中国における感染状況の実態把握については、マレー氏は昨年12月の感染拡大以来、「中国はオンラインで報告を受けることができるが、基本的に感染症の報告をしていない」として、中国の姿勢を批判した。
国際社会でも中国政府が発表する公式統計に対して、実際の感染状況を反映していないと指摘する声が高まっている。
WHOで緊急事態対応を統括するマイク・ライアン氏は4日、定例記者会見で「中国が現在発表している情報は、入院数や集中治療室(ICU)の患者、死亡者数について過小評価していると考える」と統計の正確性に疑問を呈した。
世界の医療専門家からは、中国当局が発表する死者数では一桁台で推移しているものの、パンク状態となった国内の葬儀場や火葬場の様子とは対照的で実態と大きくかい離していると指摘する声が相次いでいる。
中国政府は先月下旬、新型コロナに感染して引き起こされた肺炎または呼吸器不全による死亡者のみを集計対象にする方針を発表した。これに対して、WHOは中国政府のコロナ死者の定義が「狭すぎる」と問題視している。
マレー氏は、中国政府による死者数の隠ぺいは「意図的かもしれないし、死亡者数を報告するデータシステムが米欧などの国ほど先進的でない可能性がある」としたうえで、「根本的に(感染者数や入院率よりも)死者数が一番重要な指標だ」 と述べた。

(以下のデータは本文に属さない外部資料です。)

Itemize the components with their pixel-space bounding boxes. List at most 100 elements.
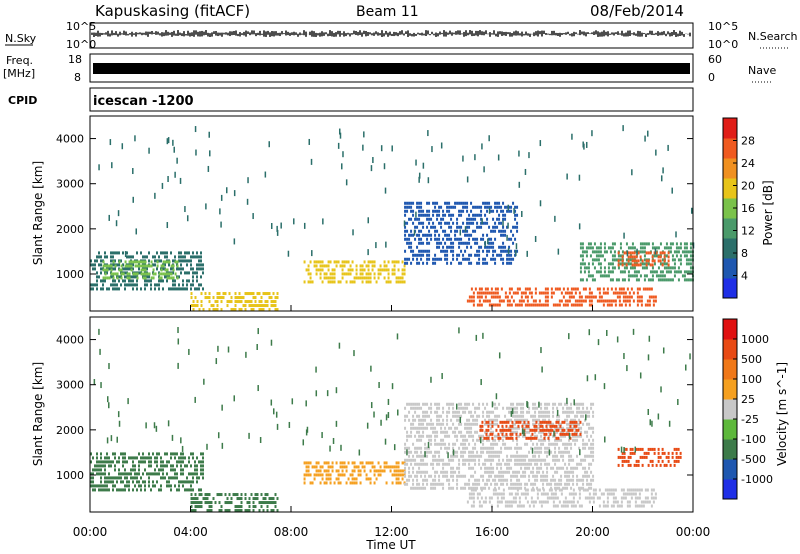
scatter-region: [303, 461, 406, 485]
scatter-point: [153, 422, 156, 429]
scatter-point: [391, 145, 393, 152]
scatter-point: [332, 437, 335, 444]
scatter-point: [217, 432, 220, 439]
scatter-point: [108, 363, 110, 370]
colorbar-tick: 500: [741, 353, 762, 366]
x-tick-label: 04:00: [173, 525, 208, 539]
scatter-point: [480, 437, 482, 444]
scatter-point: [523, 430, 525, 437]
scatter-point: [121, 143, 124, 150]
scatter-point: [385, 241, 387, 248]
scatter-point: [548, 449, 551, 456]
colorbar-swatch: [723, 479, 737, 500]
scatter-point: [480, 379, 482, 386]
colorbar-tick: 100: [741, 373, 762, 386]
scatter-point: [660, 386, 662, 393]
scatter-region: [617, 251, 670, 267]
x-tick-label: 20:00: [575, 525, 610, 539]
scatter-point: [177, 327, 179, 334]
velocity-ylabel: Slant Range [km]: [31, 362, 45, 466]
scatter-point: [620, 446, 623, 453]
scatter-point: [690, 207, 693, 214]
scatter-point: [491, 401, 494, 408]
scatter-point: [117, 210, 120, 217]
scatter-point: [367, 217, 370, 224]
scatter-point: [582, 141, 584, 148]
nsky-label: N.Sky: [5, 32, 37, 45]
scatter-point: [206, 443, 208, 450]
colorbar-swatch: [723, 158, 737, 179]
scatter-point: [422, 162, 425, 169]
scatter-point: [431, 146, 433, 153]
colorbar-swatch: [723, 339, 737, 360]
scatter-point: [586, 375, 589, 382]
freq-trace: [93, 63, 690, 74]
scatter-point: [219, 208, 221, 215]
scatter-point: [132, 168, 134, 175]
scatter-point: [458, 327, 460, 334]
x-tick-label: 12:00: [374, 525, 409, 539]
scatter-point: [363, 131, 365, 138]
x-axis-label: Time UT: [365, 538, 416, 552]
scatter-point: [538, 401, 540, 408]
scatter-point: [366, 422, 369, 429]
scatter-point: [340, 444, 342, 451]
scatter-point: [207, 165, 210, 172]
scatter-point: [276, 423, 279, 430]
scatter-point: [177, 338, 180, 345]
colorbar-swatch: [723, 218, 737, 239]
scatter-point: [171, 434, 174, 441]
y-tick-label: 1000: [56, 268, 84, 281]
scatter-point: [215, 358, 218, 365]
scatter-point: [280, 222, 282, 229]
colorbar-tick: -100: [741, 433, 766, 446]
scatter-point: [339, 132, 342, 139]
scatter-point: [579, 449, 581, 456]
scatter-point: [482, 332, 484, 339]
scatter-point: [384, 187, 387, 194]
scatter-point: [540, 347, 542, 354]
colorbar-swatch: [723, 399, 737, 420]
scatter-point: [506, 234, 508, 241]
scatter-point: [623, 353, 625, 360]
scatter-point: [481, 218, 483, 225]
scatter-point: [459, 416, 462, 423]
colorbar-tick: 25: [741, 393, 755, 406]
scatter-point: [109, 139, 112, 146]
scatter-point: [256, 344, 258, 351]
scatter-point: [233, 395, 235, 402]
scatter-point: [427, 442, 430, 449]
scatter-point: [578, 174, 581, 181]
colorbar-tick: 24: [741, 157, 755, 170]
scatter-point: [264, 171, 267, 178]
scatter-point: [276, 225, 278, 232]
scatter-point: [148, 147, 150, 154]
scatter-point: [287, 250, 290, 257]
scatter-point: [418, 172, 421, 179]
colorbar-tick: -500: [741, 453, 766, 466]
scatter-point: [341, 163, 343, 170]
scatter-point: [110, 435, 113, 442]
scatter-point: [127, 398, 129, 405]
scatter-point: [591, 130, 593, 137]
scatter-point: [631, 169, 633, 176]
cpid-value: icescan -1200: [93, 94, 194, 109]
scatter-point: [510, 410, 513, 417]
scatter-point: [378, 382, 380, 389]
scatter-point: [257, 328, 259, 335]
velocity-panel: 1000 2000 3000 4000 Slant Range [km] 1000 50…: [31, 316, 789, 513]
scatter-point: [556, 409, 559, 416]
scatter-point: [632, 328, 635, 335]
scatter-point: [616, 336, 619, 343]
scatter-point: [541, 366, 543, 373]
scatter-point: [603, 383, 606, 390]
scatter-point: [100, 382, 102, 389]
scatter-point: [373, 411, 375, 418]
scatter-point: [338, 128, 341, 135]
scatter-point: [677, 399, 679, 406]
scatter-point: [585, 141, 588, 148]
scatter-point: [221, 442, 224, 449]
scatter-point: [221, 404, 223, 411]
colorbar-swatch: [723, 198, 737, 219]
scatter-point: [188, 348, 190, 355]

中国での死者数について、ワシントン大学医学部保健指標評価研究所は、最新のモデル予測結果に基づき、23年中に中国での死者数が100万人以上に上るという予測を発表した。
マレー氏は「ワクチン接種率や中国製ワクチンの使用、年齢構造など香港と中国本土は類似性が高い。これを踏まえ一定のテストを適用すると、香港での1万人の死者数から中国本土全体における死者数は160〜170万人になると換算できる」と分析した。
マレー氏は、中国における感染状況を正確に反映したデータの入手が「非常に大きな課題」と指摘。このため、中国における感染状況の収束時期を予測することに「全く自信がない」と述べた。
そのうえで、国際社会は衛星画像やインターネットのデータを利用することによって、政府から独立した「さまざまな形の新型コロナ関連の情報報告システム」の構築を促す必要があるとの考えを示した。